While biologists may be rejoicing over the recent discovery of a rare spider that was thought to be extinct, not everyone is elated -- particularly commuters around San Antonio, Texas.

Workers found the Braken Bat Cave Meshweaver (Cicurina venii) spider, which hasn't been seen in three decades, in the middle of a $15.1 million highway construction project in northwestern San Antonio. The eyeless arachnid is on the endangered species list—since construction would disrupt the spider's natural habitat, the project has been halted for the foreseeable future.

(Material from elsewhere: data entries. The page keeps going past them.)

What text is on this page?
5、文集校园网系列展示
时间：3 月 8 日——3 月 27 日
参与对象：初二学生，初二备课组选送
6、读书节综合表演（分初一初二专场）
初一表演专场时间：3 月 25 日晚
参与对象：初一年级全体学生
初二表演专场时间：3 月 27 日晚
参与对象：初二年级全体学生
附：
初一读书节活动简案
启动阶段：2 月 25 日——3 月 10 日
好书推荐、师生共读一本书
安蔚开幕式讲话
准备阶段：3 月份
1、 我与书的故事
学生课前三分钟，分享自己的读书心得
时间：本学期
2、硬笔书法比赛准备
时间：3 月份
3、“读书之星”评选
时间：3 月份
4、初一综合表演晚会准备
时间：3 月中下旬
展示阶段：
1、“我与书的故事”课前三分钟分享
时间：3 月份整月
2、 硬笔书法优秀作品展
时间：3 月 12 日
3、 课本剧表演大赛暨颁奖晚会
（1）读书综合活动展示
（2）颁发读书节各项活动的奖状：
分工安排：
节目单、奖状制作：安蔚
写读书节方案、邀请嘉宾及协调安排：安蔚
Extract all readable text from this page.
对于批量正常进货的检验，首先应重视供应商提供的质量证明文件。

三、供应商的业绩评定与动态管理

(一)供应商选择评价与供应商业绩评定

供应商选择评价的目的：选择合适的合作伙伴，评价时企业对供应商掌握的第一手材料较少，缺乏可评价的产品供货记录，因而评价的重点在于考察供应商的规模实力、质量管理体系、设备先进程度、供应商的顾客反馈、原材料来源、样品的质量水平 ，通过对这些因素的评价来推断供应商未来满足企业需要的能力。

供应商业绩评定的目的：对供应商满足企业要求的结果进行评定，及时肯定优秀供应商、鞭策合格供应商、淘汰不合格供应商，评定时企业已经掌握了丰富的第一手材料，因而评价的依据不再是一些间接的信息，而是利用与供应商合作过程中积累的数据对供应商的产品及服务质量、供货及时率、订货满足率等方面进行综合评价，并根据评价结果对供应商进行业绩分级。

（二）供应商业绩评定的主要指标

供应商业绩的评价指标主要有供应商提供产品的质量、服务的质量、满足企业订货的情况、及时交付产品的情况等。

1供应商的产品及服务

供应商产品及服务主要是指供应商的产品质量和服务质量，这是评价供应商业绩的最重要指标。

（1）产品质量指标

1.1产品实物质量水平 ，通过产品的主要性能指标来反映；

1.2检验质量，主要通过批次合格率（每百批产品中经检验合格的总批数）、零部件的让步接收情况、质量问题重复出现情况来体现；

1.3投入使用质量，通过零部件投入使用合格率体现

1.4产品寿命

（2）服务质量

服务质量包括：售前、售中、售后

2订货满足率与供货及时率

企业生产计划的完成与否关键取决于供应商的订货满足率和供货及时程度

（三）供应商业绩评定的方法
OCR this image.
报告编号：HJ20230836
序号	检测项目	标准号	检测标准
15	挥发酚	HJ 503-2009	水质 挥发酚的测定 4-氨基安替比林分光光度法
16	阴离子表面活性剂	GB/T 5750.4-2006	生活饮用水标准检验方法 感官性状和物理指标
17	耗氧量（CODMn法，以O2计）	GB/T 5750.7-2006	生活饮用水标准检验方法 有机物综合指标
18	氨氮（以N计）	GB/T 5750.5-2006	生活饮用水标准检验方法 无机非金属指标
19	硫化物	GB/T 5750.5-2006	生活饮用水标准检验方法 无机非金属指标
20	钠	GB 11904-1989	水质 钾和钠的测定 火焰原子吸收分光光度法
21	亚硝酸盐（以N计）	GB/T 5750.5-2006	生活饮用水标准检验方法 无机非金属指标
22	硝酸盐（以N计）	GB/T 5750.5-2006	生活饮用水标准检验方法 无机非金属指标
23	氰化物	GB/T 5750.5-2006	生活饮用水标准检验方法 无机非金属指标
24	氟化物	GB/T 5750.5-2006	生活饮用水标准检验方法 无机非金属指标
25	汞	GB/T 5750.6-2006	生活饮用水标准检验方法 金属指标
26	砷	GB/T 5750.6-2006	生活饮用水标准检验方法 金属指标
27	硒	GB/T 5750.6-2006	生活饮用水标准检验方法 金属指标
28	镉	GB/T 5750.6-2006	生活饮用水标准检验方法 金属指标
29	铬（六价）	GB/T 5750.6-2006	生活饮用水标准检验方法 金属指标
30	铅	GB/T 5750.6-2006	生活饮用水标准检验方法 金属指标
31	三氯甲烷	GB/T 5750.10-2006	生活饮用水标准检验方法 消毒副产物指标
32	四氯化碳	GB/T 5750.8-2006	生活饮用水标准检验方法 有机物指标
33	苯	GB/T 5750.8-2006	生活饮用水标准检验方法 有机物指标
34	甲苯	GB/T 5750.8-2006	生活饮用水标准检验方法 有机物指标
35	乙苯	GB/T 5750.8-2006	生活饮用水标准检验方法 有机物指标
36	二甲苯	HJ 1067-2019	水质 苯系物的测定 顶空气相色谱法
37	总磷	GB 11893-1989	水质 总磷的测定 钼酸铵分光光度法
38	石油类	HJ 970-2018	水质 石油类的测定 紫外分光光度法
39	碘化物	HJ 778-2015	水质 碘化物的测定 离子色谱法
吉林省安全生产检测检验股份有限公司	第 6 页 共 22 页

Jean Krejca, a biologist and President of Zara Environmental who was consulting on the project, made the extraordinary discovery after a downpour of rain revealed a 6-foot deep spider hole. After dissecting the spider, a taxonomist later confirmed that the distinct-looking arachnid was, in fact, the Meshweaver, named for its pattern of webbing.

The Meshweaver was placed on the federal endangered species list in 2000, along with eight other spiders found only in the Texas county. George Veni first identified the spider in 1980 in a location five miles away from the construction site.

Krejca compared the discovery to “stumbling on a new Galapagos Island in terms of the biological significance of the region."

Construction on the highway at Texas 151 and Loop 1604 began in April and biologists like Krejca were on hand to "observe and preserve" the scene, which is reportedly full of natural resources, according to Stirling J. Robertson, the Texas Department of Transportation's biology team leader.

Aside from the Meshweaver, biologists discovered 19 cave features, five of which contained other non-endangered species of spiders. However, Robertson believes the entire area may be a Meshweaver habitat.

Construction has been terminated until the U.S. Fish and Wildlife Service and Federal Highway Administration can determine the best way to continue the project without disturbing the rare spider's habitat. Josh Donat, San Antonio District spokesman for the Texas Department of Transportation, said it is too early to tell which options are viable.